Day 16, Thu., 1 Mar.: John 2.13-22

I've lived my life according to the principles of reasonability and moderation. I can't ever becoming so angry that I've made a public spectacle of myself, as Jesus did in this passage. I do have passions. The environment is one; fairness and consideration of each other is another. "What you see depends upon where you stand" is a self-evident, guiding truth for me. Care of children is a third. There is little that enrages me more than the abuse of the powerless and helpless by the powerful, and that takes a poignantly obvious shape in the abuse of children. But although I become angry I've never behaved in such a way that I've been at risk of harm, gaol or even death.

I have a friend who, a few years ago, found herself chained to a gate in the Hunter Valley in her effort to prevent trains taking their kilometre long loads of coal to Port Newcastle and out into the world for burning and the release of carbon over against the provision of energy and the receipt of monies. She was arrested, gaoled briefly, and in danger of gaining a criminal record. A reasonable person like me, that shocked her. To have a criminal record clashed with her self-image. Like me a Christian, she had grown up under the love mantra. To do something so radically aggressive is considered unloving.

Now she and I know better. That, I suggest, is largely because of Jesus' violent action in the temple. Jesus, the ultimate practitioner of non-violence, who replaced the hacked off high priest's servant's severed ear and refused to call up 10,000 of His Father's angels to save Him; who calmed down James and John, the Sons of Thunder; who submitted, un-resisting, to the dreadful violence done to Him; here He practised premeditated violence. His was no doubt a crime, according to the authorities. It was motivated, no doubt, by passion, but by making a whip of cords He showed that he had planned this action, and that he intended to cause harm, disruption to commerce, and even pain.

So unusual and seemingly out of character was this action that it is one of relatively few incidents of Jesus' life that is described in all four Gospels. What was going on? What made Jesus take this violent course?
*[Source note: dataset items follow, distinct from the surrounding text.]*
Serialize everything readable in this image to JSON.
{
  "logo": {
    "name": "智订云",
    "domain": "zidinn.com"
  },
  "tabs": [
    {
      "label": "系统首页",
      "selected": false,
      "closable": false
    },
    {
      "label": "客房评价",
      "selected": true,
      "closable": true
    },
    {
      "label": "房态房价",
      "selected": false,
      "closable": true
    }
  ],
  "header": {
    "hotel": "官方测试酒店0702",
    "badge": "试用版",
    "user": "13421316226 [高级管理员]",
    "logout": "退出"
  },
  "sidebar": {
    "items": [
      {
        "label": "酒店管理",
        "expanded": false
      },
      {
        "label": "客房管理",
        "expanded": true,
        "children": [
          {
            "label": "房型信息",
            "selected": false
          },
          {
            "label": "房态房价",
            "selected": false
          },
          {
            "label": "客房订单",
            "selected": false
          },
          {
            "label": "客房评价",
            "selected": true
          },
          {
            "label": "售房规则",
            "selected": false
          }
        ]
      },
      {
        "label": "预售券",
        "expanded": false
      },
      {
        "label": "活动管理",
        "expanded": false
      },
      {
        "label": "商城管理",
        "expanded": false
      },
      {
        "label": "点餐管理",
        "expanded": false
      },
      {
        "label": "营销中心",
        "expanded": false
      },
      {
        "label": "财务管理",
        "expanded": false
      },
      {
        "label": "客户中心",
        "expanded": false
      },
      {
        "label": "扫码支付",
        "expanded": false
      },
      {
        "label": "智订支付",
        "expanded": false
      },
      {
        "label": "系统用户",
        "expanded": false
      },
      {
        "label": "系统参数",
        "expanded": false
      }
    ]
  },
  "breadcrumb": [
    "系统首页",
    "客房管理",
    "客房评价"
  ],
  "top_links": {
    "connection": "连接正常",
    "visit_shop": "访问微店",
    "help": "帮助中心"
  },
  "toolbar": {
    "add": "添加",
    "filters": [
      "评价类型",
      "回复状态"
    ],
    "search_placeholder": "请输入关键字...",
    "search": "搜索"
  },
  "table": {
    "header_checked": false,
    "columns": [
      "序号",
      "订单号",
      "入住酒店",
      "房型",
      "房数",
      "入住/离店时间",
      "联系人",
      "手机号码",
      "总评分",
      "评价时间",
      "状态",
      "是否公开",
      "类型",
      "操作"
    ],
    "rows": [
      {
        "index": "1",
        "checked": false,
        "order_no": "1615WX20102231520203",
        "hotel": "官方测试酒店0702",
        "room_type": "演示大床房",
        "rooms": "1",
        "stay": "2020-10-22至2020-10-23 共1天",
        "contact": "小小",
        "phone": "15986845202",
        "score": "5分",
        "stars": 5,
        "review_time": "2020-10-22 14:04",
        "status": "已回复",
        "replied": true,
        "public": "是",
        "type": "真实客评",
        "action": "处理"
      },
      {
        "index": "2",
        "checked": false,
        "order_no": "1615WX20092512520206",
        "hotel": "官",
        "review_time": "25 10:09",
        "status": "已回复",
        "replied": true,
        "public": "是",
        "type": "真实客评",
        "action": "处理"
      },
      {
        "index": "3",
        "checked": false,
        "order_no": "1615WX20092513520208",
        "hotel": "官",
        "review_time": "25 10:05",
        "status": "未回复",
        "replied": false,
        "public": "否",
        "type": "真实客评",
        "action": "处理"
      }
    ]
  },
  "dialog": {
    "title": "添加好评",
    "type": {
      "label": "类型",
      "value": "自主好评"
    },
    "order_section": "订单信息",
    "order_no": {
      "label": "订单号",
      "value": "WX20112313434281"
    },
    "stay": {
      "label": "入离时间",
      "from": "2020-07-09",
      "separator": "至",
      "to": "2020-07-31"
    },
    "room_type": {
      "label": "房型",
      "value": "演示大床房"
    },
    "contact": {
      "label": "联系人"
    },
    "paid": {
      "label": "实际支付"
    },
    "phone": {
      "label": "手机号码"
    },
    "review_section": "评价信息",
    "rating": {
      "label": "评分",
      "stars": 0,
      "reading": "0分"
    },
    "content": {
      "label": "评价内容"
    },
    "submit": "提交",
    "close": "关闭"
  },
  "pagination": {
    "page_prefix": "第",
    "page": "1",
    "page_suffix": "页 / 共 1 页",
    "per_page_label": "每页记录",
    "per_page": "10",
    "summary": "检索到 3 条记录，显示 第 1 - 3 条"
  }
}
I think the causes of his anger were twofold. Firstly, the temple was his Father's house, for which He cared deeply, and it was being abused, used for a corruption of the sacrificial syste for which it was not intended. The temple, like Bethel, where Jacob had his vision of the great staircase, was a "thin" place in which the realms of heaven and earth, separated by the earthly realm's participation in the revolt against heaven's and God's rule, came close together. It and the sacrificial system that was conducted in it were provisional means of bringing ordinary people back in contact with God. But greedy religious authorities and their sidekicks had worked out ways of corrupting the sacrificial system to their own financial advantage. I would say that Jesus was rightly angry at this travesty which disrespected god and rorted the poor.

But his actions were not just a blind, angry lashing out. By upturning the money changers' tables, and driving out the animals and those who were selling them Jesus halted the flow of the sacrificial system, if only temporarily. This constituted a prophetic act in which Jesus was saying that the days of the Temple were numbered and the religious system symbolised and climaxed by the Temple was no longer capable of doing what it was designed for. It would soon be destroyed (by the Romans, about a generation later), to be replaced by...Jesus Himself. His action in the Temple and Jacob's dream about  the stairway joining heaven and earth amounted to the same thing.

We have moved well beyond reasonability and moderation!